The rhetoric of foundation, used by one who portrays himself as a new ‘founding father’. Is it really surprising what Vladimir Putin said on the occasion of the 1,160th anniversary of the creation of the Russian state?

It was a belligerent, nationalist, aggressive speech of his on September 21st. It could not have been otherwise. After 210 days of Special Operation in Ukraine, with his armed forces bogged down in a war they cannot win, the Kremlin ruler could only try and rekindle the flame of identity among his own. His weakness is obvious: having to call up 300,000 reservists and threatening the World with atomic weapons are a clear sign of his awareness that he is locked in a sack. The referendums called in Ukraine, in the territories occupied by the Russian army, to decree the annexation of those territories to Russia, are another sign of fragility.

The announcement of the mass mobilisation, by the way, did not please all Russians. At least a thousand people were reportedly arrested during the spontaneous demonstrations against the mobilisation of the reservists. The protest allegedly involved at least 38 large cities and was the largest organised in Russia since those in February, called against the invasion of Ukraine. Putin knows that the military hold is poor. Those territories must be protected by a ‘political umbrella’, which in his vision is annexation to the motherland. Any attack, at that point, would be considered by the Kremlin as aggression against Russia and the reaction would follow.

On the diplomatic front, Putin’s moves are disastrous. They close all negotiating space and revive the military card. “The goal of the West,” Putin said in his speech, “is to weaken, divide and destroy Russia. In its aggressive anti-Russian policy, it has exceeded all limits. We will use all means at our disposal to defend ourselves and to those who are trying to use nuclear blackmail against Russia I say that the cards can be turned against them. I am not bluffing’. Words that froze the international community.

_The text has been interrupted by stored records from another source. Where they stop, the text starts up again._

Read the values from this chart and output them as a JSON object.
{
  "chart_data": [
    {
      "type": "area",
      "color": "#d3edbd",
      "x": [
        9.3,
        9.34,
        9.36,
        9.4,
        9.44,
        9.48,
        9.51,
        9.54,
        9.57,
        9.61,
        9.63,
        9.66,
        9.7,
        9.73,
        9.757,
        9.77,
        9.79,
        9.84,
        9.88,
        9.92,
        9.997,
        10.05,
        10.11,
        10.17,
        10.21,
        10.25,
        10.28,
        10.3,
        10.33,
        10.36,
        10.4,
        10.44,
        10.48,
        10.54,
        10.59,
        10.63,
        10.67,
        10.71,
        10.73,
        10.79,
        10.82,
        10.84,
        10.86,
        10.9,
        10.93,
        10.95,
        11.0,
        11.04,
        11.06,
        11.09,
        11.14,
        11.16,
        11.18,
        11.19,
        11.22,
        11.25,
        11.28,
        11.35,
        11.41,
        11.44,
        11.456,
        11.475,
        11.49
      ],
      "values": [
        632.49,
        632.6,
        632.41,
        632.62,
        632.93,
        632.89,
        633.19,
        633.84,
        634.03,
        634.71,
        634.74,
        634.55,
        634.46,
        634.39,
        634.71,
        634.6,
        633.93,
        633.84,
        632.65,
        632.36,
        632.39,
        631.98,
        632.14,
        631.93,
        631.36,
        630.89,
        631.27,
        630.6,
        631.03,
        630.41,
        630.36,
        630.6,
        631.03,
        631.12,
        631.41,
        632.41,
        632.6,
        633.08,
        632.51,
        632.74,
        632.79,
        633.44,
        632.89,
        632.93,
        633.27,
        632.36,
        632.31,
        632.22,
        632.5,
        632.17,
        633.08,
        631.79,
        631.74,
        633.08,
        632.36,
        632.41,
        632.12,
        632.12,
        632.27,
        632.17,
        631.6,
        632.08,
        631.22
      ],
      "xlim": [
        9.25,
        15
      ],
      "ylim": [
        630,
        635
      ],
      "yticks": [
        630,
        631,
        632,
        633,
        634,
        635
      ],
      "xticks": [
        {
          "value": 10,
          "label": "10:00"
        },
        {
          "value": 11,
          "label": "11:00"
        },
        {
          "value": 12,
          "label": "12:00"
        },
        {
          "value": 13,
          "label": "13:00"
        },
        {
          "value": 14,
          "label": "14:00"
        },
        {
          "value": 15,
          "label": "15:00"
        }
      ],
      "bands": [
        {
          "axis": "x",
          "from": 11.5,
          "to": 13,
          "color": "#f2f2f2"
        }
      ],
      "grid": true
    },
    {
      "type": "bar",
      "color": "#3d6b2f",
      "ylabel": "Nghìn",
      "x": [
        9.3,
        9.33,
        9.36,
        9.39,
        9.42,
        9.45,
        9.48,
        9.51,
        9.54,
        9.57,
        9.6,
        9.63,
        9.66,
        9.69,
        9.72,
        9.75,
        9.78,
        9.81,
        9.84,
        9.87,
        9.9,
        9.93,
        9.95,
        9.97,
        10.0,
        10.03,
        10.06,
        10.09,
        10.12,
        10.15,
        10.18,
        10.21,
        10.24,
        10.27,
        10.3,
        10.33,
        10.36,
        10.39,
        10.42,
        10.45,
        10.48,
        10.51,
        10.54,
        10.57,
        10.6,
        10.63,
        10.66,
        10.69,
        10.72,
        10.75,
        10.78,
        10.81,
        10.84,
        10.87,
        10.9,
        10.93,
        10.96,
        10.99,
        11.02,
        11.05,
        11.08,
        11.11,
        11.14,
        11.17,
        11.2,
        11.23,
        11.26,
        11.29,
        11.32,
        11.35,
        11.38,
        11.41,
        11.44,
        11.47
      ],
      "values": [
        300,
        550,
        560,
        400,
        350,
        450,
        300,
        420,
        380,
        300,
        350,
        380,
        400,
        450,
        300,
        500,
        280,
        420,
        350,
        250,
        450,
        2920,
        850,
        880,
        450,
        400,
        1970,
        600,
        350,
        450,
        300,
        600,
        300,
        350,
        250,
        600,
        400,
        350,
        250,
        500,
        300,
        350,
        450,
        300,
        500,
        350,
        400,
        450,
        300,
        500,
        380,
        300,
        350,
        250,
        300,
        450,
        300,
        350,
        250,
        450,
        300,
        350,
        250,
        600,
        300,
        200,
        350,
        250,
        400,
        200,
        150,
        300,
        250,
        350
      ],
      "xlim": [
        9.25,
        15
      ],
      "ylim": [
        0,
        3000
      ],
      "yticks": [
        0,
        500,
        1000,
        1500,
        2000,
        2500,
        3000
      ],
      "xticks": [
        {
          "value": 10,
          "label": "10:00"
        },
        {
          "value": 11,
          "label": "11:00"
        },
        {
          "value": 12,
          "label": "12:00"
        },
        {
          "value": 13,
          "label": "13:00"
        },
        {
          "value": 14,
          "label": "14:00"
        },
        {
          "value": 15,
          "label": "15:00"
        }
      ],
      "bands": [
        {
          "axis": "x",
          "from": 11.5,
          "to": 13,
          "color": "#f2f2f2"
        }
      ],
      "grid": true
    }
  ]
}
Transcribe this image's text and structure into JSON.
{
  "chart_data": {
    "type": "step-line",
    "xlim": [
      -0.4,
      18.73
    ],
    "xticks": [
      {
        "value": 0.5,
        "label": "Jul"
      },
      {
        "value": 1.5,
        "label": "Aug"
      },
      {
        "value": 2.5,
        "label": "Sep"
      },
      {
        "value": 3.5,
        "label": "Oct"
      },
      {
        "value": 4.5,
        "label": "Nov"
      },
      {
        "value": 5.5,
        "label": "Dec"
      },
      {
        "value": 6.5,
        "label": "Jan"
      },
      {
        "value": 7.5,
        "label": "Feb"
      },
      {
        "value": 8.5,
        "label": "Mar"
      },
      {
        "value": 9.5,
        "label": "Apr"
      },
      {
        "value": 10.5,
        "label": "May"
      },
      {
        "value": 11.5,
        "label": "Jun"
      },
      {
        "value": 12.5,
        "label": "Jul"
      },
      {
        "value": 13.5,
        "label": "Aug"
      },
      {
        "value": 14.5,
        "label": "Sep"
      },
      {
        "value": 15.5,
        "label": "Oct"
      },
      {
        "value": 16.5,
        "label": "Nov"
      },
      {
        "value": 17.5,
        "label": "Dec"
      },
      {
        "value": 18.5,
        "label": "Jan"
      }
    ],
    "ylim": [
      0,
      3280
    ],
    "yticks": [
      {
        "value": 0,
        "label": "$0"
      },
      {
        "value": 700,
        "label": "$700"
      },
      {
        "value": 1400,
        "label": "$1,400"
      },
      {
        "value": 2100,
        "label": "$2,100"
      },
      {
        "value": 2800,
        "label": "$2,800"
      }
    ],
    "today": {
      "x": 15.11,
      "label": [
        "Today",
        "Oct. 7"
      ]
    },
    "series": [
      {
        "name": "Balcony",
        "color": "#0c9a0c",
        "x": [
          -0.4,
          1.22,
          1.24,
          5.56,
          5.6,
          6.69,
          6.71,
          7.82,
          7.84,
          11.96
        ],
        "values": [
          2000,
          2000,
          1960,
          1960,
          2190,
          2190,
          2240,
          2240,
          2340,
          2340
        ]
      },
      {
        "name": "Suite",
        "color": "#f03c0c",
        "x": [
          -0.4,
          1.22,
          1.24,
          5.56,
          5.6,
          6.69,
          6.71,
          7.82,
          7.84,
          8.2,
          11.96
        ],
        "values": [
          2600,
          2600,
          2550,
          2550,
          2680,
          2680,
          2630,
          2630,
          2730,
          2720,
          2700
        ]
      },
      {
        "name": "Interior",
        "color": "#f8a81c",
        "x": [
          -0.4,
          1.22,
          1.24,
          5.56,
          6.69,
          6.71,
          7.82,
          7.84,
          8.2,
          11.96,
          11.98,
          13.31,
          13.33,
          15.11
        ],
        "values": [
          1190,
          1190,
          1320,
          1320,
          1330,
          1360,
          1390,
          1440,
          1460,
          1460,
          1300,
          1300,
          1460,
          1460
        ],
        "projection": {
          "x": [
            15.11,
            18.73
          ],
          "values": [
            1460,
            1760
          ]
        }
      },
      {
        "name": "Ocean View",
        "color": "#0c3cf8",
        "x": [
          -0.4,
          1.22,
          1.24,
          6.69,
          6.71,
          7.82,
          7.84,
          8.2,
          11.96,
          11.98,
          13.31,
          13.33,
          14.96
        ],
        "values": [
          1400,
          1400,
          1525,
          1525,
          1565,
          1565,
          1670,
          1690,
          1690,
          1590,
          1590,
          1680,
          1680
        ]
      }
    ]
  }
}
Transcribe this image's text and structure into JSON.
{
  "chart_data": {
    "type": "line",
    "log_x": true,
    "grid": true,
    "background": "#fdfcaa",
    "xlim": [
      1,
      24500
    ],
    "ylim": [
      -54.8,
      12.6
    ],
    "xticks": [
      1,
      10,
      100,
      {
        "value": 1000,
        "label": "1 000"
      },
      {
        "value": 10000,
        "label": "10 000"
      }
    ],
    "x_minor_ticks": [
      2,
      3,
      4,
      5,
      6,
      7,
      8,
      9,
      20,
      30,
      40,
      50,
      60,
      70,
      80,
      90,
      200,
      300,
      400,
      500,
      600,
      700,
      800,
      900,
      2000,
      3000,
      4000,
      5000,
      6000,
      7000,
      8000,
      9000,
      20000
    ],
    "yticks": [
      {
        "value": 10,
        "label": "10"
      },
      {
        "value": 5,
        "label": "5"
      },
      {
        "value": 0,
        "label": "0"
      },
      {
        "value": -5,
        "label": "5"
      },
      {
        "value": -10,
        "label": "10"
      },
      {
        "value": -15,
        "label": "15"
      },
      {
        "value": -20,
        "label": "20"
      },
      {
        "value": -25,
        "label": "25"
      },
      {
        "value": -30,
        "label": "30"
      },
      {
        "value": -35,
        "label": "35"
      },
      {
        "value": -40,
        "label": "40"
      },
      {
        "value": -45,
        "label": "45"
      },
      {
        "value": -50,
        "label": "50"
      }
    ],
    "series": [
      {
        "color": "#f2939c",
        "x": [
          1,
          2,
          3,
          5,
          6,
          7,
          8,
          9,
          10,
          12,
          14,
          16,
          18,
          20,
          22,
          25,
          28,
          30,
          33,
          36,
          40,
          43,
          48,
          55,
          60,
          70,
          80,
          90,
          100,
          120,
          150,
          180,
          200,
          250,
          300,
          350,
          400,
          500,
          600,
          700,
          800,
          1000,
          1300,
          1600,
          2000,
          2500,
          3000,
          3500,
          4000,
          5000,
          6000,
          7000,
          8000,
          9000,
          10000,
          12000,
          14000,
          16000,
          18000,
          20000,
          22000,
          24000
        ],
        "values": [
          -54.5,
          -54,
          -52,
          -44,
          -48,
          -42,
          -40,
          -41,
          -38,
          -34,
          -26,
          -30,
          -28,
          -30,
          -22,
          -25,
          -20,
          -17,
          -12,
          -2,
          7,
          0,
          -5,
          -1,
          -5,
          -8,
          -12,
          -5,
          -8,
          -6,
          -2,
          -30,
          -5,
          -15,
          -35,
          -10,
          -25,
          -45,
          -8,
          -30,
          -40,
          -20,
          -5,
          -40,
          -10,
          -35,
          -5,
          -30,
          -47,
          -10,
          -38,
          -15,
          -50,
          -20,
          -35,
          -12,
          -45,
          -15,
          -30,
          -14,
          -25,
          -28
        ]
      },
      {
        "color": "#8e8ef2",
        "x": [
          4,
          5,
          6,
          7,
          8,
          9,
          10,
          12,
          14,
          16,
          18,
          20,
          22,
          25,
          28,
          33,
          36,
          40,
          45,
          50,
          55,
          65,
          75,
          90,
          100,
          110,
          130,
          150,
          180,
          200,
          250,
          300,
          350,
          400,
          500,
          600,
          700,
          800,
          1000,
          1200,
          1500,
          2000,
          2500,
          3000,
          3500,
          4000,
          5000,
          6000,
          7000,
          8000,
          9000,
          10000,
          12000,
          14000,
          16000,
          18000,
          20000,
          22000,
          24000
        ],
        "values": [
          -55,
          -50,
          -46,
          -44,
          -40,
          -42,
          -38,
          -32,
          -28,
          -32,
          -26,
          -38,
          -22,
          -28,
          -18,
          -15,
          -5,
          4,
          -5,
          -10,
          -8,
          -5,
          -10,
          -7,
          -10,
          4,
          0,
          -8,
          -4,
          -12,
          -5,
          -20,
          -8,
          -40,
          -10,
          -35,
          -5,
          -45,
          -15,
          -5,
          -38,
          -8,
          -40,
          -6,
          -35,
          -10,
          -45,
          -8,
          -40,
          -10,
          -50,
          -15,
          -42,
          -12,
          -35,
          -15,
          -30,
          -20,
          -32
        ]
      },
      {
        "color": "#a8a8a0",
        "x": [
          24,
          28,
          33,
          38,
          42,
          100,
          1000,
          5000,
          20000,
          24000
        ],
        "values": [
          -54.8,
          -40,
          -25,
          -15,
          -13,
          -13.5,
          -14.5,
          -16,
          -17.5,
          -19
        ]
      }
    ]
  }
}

Turkey immediately declared that it would never recognise the referendum results, just as it did not recognise the annexation of Crimea in 2014. China, Moscow’s great ally at this historical stage, called on Russia and Ukraine to dialogue and consult each other to find a peaceful solution. “Our position is consistent and clear,” said Foreign Ministry spokesman Wang Wenbin, “We need to find a way to address security concerns on all sides. Then, an ambiguous statement: Beijing asks to respect the sovereignty of all countries, but does not explain whether this means respecting the possible rigged referendum result.

Europe and the United States, on the other hand, reacted harshly. On behalf of the European Union, Commission President Ursula von der Layen explained that the 27 are ‘ready to impose further economic costs on Russia’. In short: ready for more sanctions. “As Russia moves towards a full war economy,” she said during an interview with CNN, “we will propose further export controls on civil technology. An extraordinary meeting of the Union’s foreign ministers was convened in New York, where they were all attending the UN Assembly. Just during the Assembly, US President Joe Biden spoke on the issue, saying that Putin had made ‘reckless and irresponsible nuclear threats. Russia has shamefully violated the basic principles of the UN charter by invading Ukraine’. “A nuclear war,” he concluded, “can never be won and must not be fought.

On the ground, the situation remains effectively deadlocked. The Russian forces are bogged down and the Kyiv army seems to have exhausted the offensive thrust of the past weeks. A stalemate that may last forever. Ukrainian President Zelensky said that ‘Russia wants to drown us in the blood of its soldiers’. No one, for now, wants to sit at the negotiating table. Ignoring the fact that no one can really win this war.